Report alleging 85 million faulty items of protective equipment ‘a national scandal’, says the BMA

The British Medical Association has criticised the Government over reports that millions of items of personal protective equipment (PPE) were found to be faulty.

The Department of Health and Social Care (DHSC) has issued safety warnings, notices for disposal and distribution stoppages for some 85 million masks and respirators, according to an investigation by Channel 4 News.

The broadcaster reports that the masks and respirators were stored in the Government’s pandemic stockpile and have been distributed to hospitals, care homes and GP surgeries since March.

Dr Chaand Nagpaul (pictured), chairman of the British Medical Association (BMA) Council, said it was a “dereliction of duty” if healthcare workers had been supplied with faulty PPE during the coronavirus crisis.

Channel 4 News reports that last week, the Medicines and Healthcare products Regulatory Agency (MHRA) issued guidance to the NHS that millions of Cardinal surgical masks distributed by the company Medline – of which more than 67 million were in the stockpile – should be “disposed of”.

The investigation also found that safety warnings were issued about 3M 1863 respirators, when a memo was sent to staff in the South West that certain items were “sub-optimal” and warned workers to check for signs of degradation.

There were 11.5 million of these in the stockpile, most of which expired at the start of the year, according to Channel 4 News.

Meanwhile, the broadcaster found that Cardinal-branded respirators – of which there were 6.8 million in the stockpile – were halted after staff experienced problems with fit testing, although it is unclear how many were distributed before being withdrawn.

“These reports, if true, are nothing short of a national scandal,” Dr Nagpaul said.

“If doctors and health and care workers have been supplied with, and worn, faulty, re-dated masks, this is clearly a dereliction of duty to ensure the safety of NHS staff and patients.

“Wearing substandard PPE places doctors at risk of becoming infected and also spreading the illness to patients.

“We know that doctors and healthcare staff have become infected and died from this virus and therefore nothing short of 100% fit for purpose PPE should have been supplied from the outset.”
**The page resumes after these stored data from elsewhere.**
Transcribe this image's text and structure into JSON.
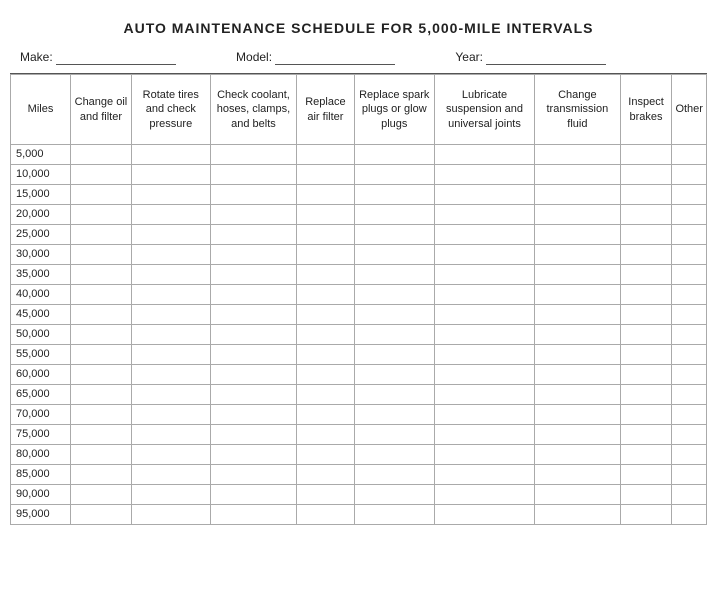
{
  "title": "AUTO MAINTENANCE SCHEDULE FOR 5,000-MILE INTERVALS",
  "info": {
    "make_label": "Make:",
    "model_label": "Model:",
    "year_label": "Year:"
  },
  "columns": [
    {
      "id": "miles",
      "label": "Miles"
    },
    {
      "id": "change_oil",
      "label": "Change oil and filter"
    },
    {
      "id": "rotate_tires",
      "label": "Rotate tires and check pressure"
    },
    {
      "id": "check_coolant",
      "label": "Check coolant, hoses, clamps, and belts"
    },
    {
      "id": "replace_air",
      "label": "Replace air filter"
    },
    {
      "id": "replace_spark",
      "label": "Replace spark plugs or glow plugs"
    },
    {
      "id": "lubricate",
      "label": "Lubricate suspension and universal joints"
    },
    {
      "id": "change_trans",
      "label": "Change transmission fluid"
    },
    {
      "id": "inspect_brakes",
      "label": "Inspect brakes"
    },
    {
      "id": "other",
      "label": "Other"
    }
  ],
  "rows": [
    "5,000",
    "10,000",
    "15,000",
    "20,000",
    "25,000",
    "30,000",
    "35,000",
    "40,000",
    "45,000",
    "50,000",
    "55,000",
    "60,000",
    "65,000",
    "70,000",
    "75,000",
    "80,000",
    "85,000",
    "90,000",
    "95,000"
  ]
}
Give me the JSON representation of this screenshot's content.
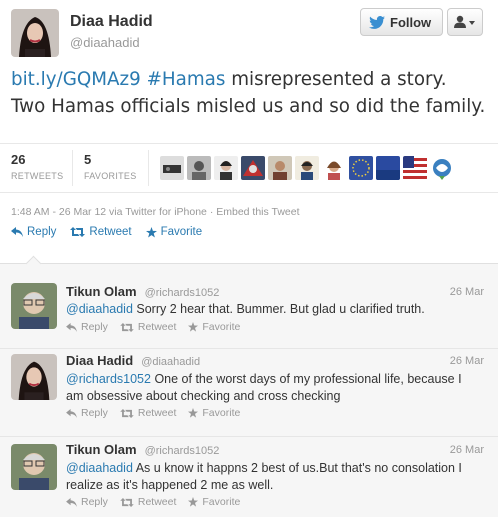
{
  "author": {
    "name": "Diaa Hadid",
    "handle": "@diaahadid"
  },
  "buttons": {
    "follow": "Follow"
  },
  "tweet": {
    "link": "bit.ly/GQMAz9",
    "hashtag": "#Hamas",
    "text_part1": " misrepresented a story.",
    "text_part2": "Two Hamas officials misled us and so did the family."
  },
  "stats": {
    "retweets_count": "26",
    "retweets_label": "RETWEETS",
    "favorites_count": "5",
    "favorites_label": "FAVORITES"
  },
  "meta": "1:48 AM - 26 Mar 12 via Twitter for iPhone · Embed this Tweet",
  "actions": {
    "reply": "Reply",
    "retweet": "Retweet",
    "favorite": "Favorite"
  },
  "replies": [
    {
      "name": "Tikun Olam",
      "handle": "@richards1052",
      "date": "26 Mar",
      "mention": "@diaahadid",
      "text": " Sorry 2 hear that. Bummer. But glad u clarified truth.",
      "text2": ""
    },
    {
      "name": "Diaa Hadid",
      "handle": "@diaahadid",
      "date": "26 Mar",
      "mention": "@richards1052",
      "text": " One of the worst days of my professional life, because I",
      "text2": "am obsessive about checking and cross checking"
    },
    {
      "name": "Tikun Olam",
      "handle": "@richards1052",
      "date": "26 Mar",
      "mention": "@diaahadid",
      "text": " As u know it happns 2 best of us.But that's no consolation I",
      "text2": "realize as it's happened 2 me as well."
    }
  ],
  "colors": {
    "link": "#2a7ab0",
    "bird": "#3a8fd1"
  }
}
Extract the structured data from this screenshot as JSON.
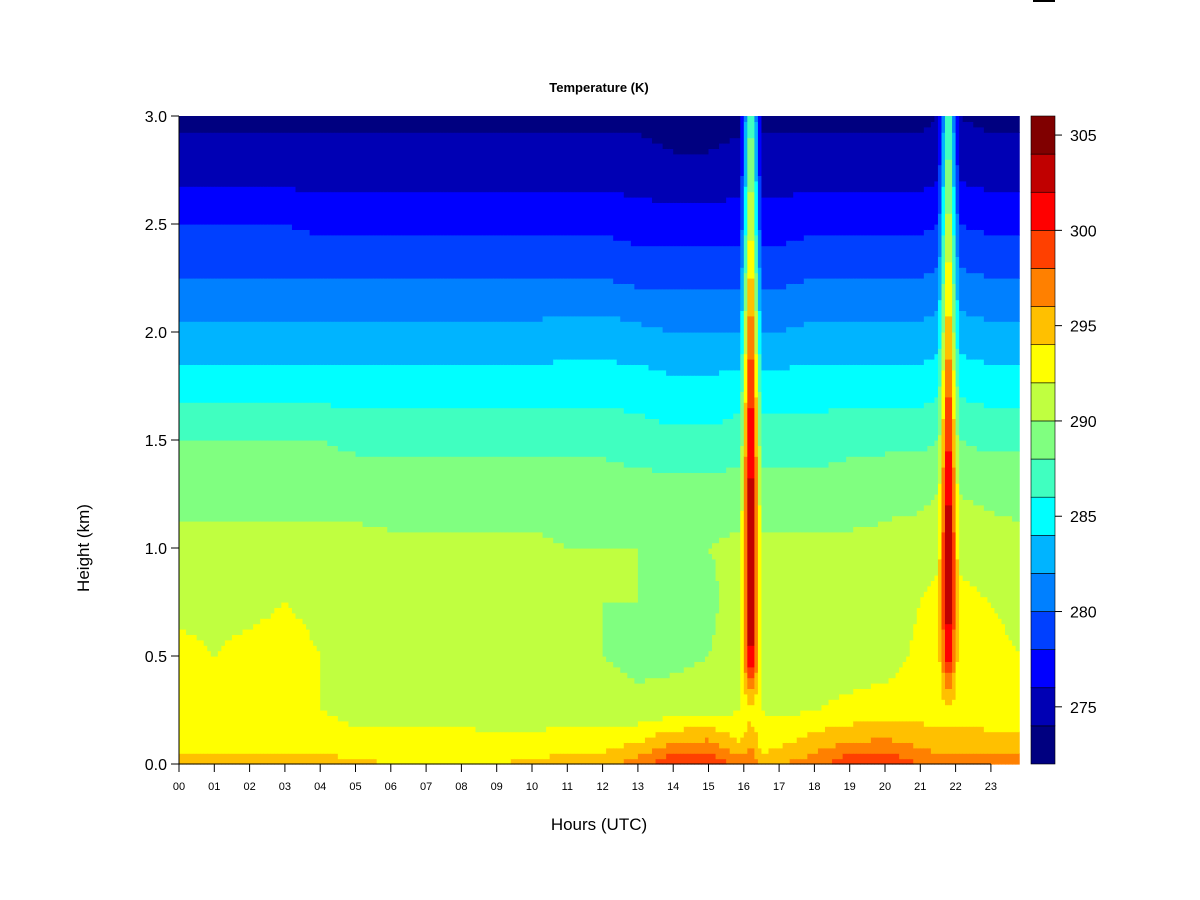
{
  "chart_data": {
    "type": "heatmap",
    "title": "Temperature (K)",
    "xlabel": "Hours (UTC)",
    "ylabel": "Height (km)",
    "xlim": [
      0,
      23.8
    ],
    "ylim": [
      0,
      3.0
    ],
    "x_ticks": [
      "00",
      "01",
      "02",
      "03",
      "04",
      "05",
      "06",
      "07",
      "08",
      "09",
      "10",
      "11",
      "12",
      "13",
      "14",
      "15",
      "16",
      "17",
      "18",
      "19",
      "20",
      "21",
      "22",
      "23"
    ],
    "y_ticks": [
      "0.0",
      "0.5",
      "1.0",
      "1.5",
      "2.0",
      "2.5",
      "3.0"
    ],
    "colorbar": {
      "levels_min": 272,
      "levels_max": 306,
      "level_step": 2,
      "ticks": [
        "275",
        "280",
        "285",
        "290",
        "295",
        "300",
        "305"
      ],
      "colors": [
        "#000080",
        "#0000B4",
        "#0000FF",
        "#0040FF",
        "#0080FF",
        "#00B4FF",
        "#00FFFF",
        "#40FFC0",
        "#80FF80",
        "#C0FF40",
        "#FFFF00",
        "#FFC000",
        "#FF8000",
        "#FF4000",
        "#FF0000",
        "#C00000",
        "#800000"
      ]
    },
    "heights_km": [
      0,
      0.1,
      0.25,
      0.5,
      0.75,
      1.0,
      1.25,
      1.5,
      1.75,
      2.0,
      2.25,
      2.5,
      2.75,
      3.0
    ],
    "hours": [
      0,
      1,
      2,
      3,
      4,
      5,
      6,
      7,
      8,
      9,
      10,
      11,
      12,
      13,
      14,
      15,
      15.9,
      16.2,
      16.5,
      17,
      18,
      19,
      20,
      21,
      21.5,
      21.8,
      22.1,
      23,
      23.8
    ],
    "temperature_by_hour": [
      [
        295,
        293,
        292,
        292.5,
        291.5,
        290.5,
        289.5,
        288,
        285,
        282.5,
        280,
        278,
        275,
        273.5
      ],
      [
        295,
        293,
        292,
        292,
        291.5,
        290.5,
        289.5,
        288,
        285,
        282.5,
        280,
        278,
        275,
        273.5
      ],
      [
        295,
        293,
        292,
        292.5,
        291.5,
        290.5,
        289.5,
        288,
        285,
        282.5,
        280,
        278,
        275,
        273.5
      ],
      [
        295,
        293,
        292,
        292.8,
        292,
        290.5,
        289.5,
        288,
        285,
        282.5,
        280,
        278,
        275,
        273.5
      ],
      [
        295,
        293,
        292,
        292,
        291.5,
        290.5,
        289.5,
        288,
        285,
        282.5,
        280,
        277.5,
        275,
        273.5
      ],
      [
        294.5,
        292.5,
        291.5,
        291.5,
        291,
        290.5,
        289.5,
        287.5,
        285,
        282.5,
        280,
        277.5,
        275,
        273.5
      ],
      [
        294,
        292.5,
        291.5,
        291,
        290.5,
        290.5,
        289,
        287.5,
        285,
        282.5,
        280,
        277.5,
        275,
        273.5
      ],
      [
        294,
        292.5,
        291.5,
        291,
        290.5,
        290.5,
        289,
        287.5,
        285,
        282.5,
        280,
        277.5,
        275,
        273.5
      ],
      [
        294,
        292.5,
        291.5,
        291,
        290.5,
        290.5,
        289,
        287.5,
        285,
        282.5,
        280,
        277.5,
        275,
        273.5
      ],
      [
        294,
        292.5,
        291,
        290.5,
        290.5,
        290.5,
        289,
        287.5,
        285,
        282.5,
        280,
        277.5,
        275,
        273.5
      ],
      [
        294.5,
        292.5,
        291,
        290.5,
        290.5,
        290.5,
        289,
        287.5,
        285,
        282.5,
        280,
        277.5,
        275,
        273.5
      ],
      [
        295,
        293,
        291,
        290,
        290,
        290,
        289,
        287.5,
        285,
        283,
        280,
        277.5,
        275,
        273.5
      ],
      [
        295.5,
        293,
        291,
        290,
        290,
        290,
        289,
        287.5,
        285,
        283,
        280,
        277.5,
        275,
        273.5
      ],
      [
        297,
        294,
        290.5,
        289.5,
        290,
        290,
        289,
        287,
        285,
        282.5,
        279.5,
        277,
        275,
        273.5
      ],
      [
        300,
        296,
        291,
        289.5,
        289.5,
        290,
        289,
        286.5,
        284.5,
        282,
        279.5,
        277,
        274.5,
        273
      ],
      [
        300,
        296.5,
        291,
        290,
        289.5,
        290,
        289,
        286.5,
        284.5,
        282,
        279.5,
        277,
        274.5,
        273
      ],
      [
        297,
        294,
        292,
        291,
        291,
        290.5,
        289,
        287,
        285,
        282,
        279.5,
        277,
        275,
        273.5
      ],
      [
        298,
        296,
        293,
        304,
        305,
        305.5,
        305,
        304,
        302,
        300,
        297,
        294,
        292,
        290
      ],
      [
        295,
        293,
        292,
        291,
        290.5,
        290.5,
        289,
        287,
        285,
        282,
        279.5,
        277,
        275,
        273.5
      ],
      [
        296,
        293.5,
        291.5,
        290.5,
        290.5,
        290.5,
        289,
        287,
        285,
        282,
        279.5,
        277,
        275,
        273.5
      ],
      [
        297,
        295,
        292,
        290.5,
        290.5,
        290.5,
        289,
        287,
        285,
        282.5,
        280,
        277.5,
        275,
        273.5
      ],
      [
        300,
        296,
        292.5,
        291,
        290.5,
        290.5,
        289,
        287.5,
        285,
        282.5,
        280,
        277.5,
        275,
        273.5
      ],
      [
        300,
        296.5,
        293,
        291,
        291,
        290.5,
        289.5,
        287.5,
        285,
        282.5,
        280,
        277.5,
        275,
        273.5
      ],
      [
        298,
        295.5,
        293,
        292.5,
        292,
        291,
        289.5,
        287.5,
        285,
        282.5,
        280,
        277.5,
        275,
        273.5
      ],
      [
        297,
        295,
        293,
        292.5,
        292.5,
        291.5,
        290,
        288,
        285.5,
        283,
        280.5,
        278,
        275.5,
        274
      ],
      [
        297,
        295,
        293,
        302,
        305,
        305.5,
        304,
        302,
        300,
        297,
        295,
        293,
        291,
        289
      ],
      [
        297,
        295,
        293,
        292.5,
        292.5,
        291.5,
        290,
        288,
        285.5,
        283,
        280.5,
        278,
        275.5,
        274
      ],
      [
        297,
        295,
        292.5,
        292.5,
        292,
        291,
        289.5,
        287.5,
        285,
        282.5,
        280,
        277.5,
        275,
        273.5
      ],
      [
        297,
        294.5,
        292.5,
        292,
        291.5,
        290.5,
        289.5,
        287.5,
        285,
        282.5,
        280,
        277.5,
        275,
        273.5
      ]
    ]
  }
}
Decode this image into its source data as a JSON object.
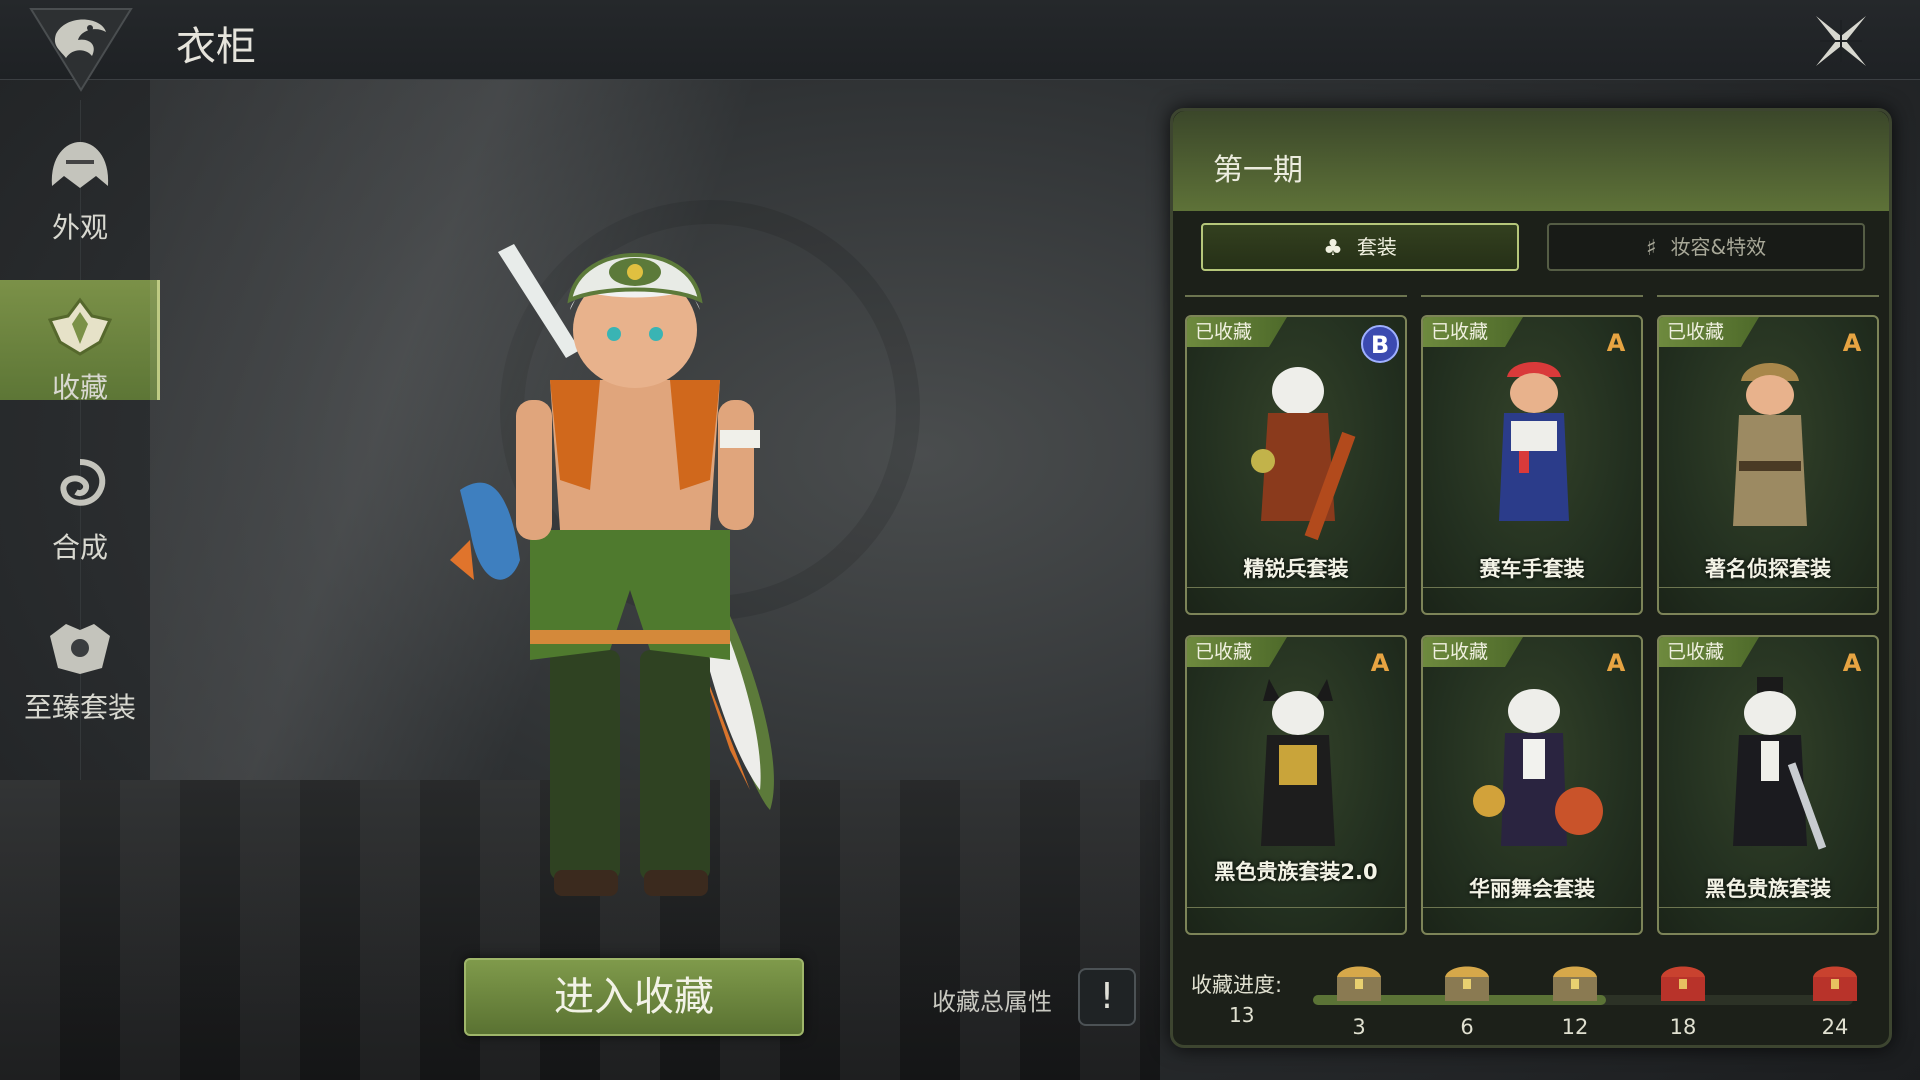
{
  "header": {
    "title": "衣柜"
  },
  "nav": {
    "items": [
      {
        "label": "外观",
        "icon": "helmet-icon"
      },
      {
        "label": "收藏",
        "icon": "collection-icon",
        "active": true
      },
      {
        "label": "合成",
        "icon": "synthesis-icon"
      },
      {
        "label": "至臻套装",
        "icon": "supreme-set-icon"
      }
    ]
  },
  "stage": {
    "enter_button": "进入收藏",
    "attributes_label": "收藏总属性",
    "attributes_icon": "!"
  },
  "panel": {
    "title": "第一期",
    "tabs": [
      {
        "label": "套装",
        "icon": "outfit-icon",
        "active": true
      },
      {
        "label": "妆容&特效",
        "icon": "makeup-icon",
        "active": false
      }
    ],
    "cards": [
      {
        "status": "已收藏",
        "grade": "B",
        "name": "精锐兵套装"
      },
      {
        "status": "已收藏",
        "grade": "A",
        "name": "赛车手套装"
      },
      {
        "status": "已收藏",
        "grade": "A",
        "name": "著名侦探套装"
      },
      {
        "status": "已收藏",
        "grade": "A",
        "name": "黑色贵族套装2.0"
      },
      {
        "status": "已收藏",
        "grade": "A",
        "name": "华丽舞会套装"
      },
      {
        "status": "已收藏",
        "grade": "A",
        "name": "黑色贵族套装"
      }
    ],
    "progress": {
      "label": "收藏进度:",
      "current": "13",
      "max": 24,
      "milestones": [
        "3",
        "6",
        "12",
        "18",
        "24"
      ]
    }
  },
  "colors": {
    "accent_green": "#6e8a3e",
    "grade_b": "#3b4ab0",
    "grade_a": "#e7a442",
    "chest_red": "#b8332a",
    "chest_gold": "#d6a84a"
  }
}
The BMA said that in March, NHS England provided reassurance to all trusts that products had “passed stringent tests that demonstrate they are safe”.

Dr Nagpaul added: “Given these explicit assurances, we now need clear answers as to how these masks were distributed and allowed to be used.

“Every single item of faulty PPE should now be withdrawn from stocks and replaced with sufficient equipment that is in-date – not re-dated – and with rigorous quality control measures to ensure these properly protect health and care staff.”

A Department for Health and Social Care spokeswoman said: “The quality of PPE released to the frontline is critically important to us.

“Rigorous checks were made to ensure products were safe before being distributed to the frontline and all products purchased for the stockpile in 2009 met the essential safety requirements required by law.

“As soon as we are alerted to any potential issues we take immediate action to ensure the safety of our health and care staff, and work to resolve those issues as quickly as possible.”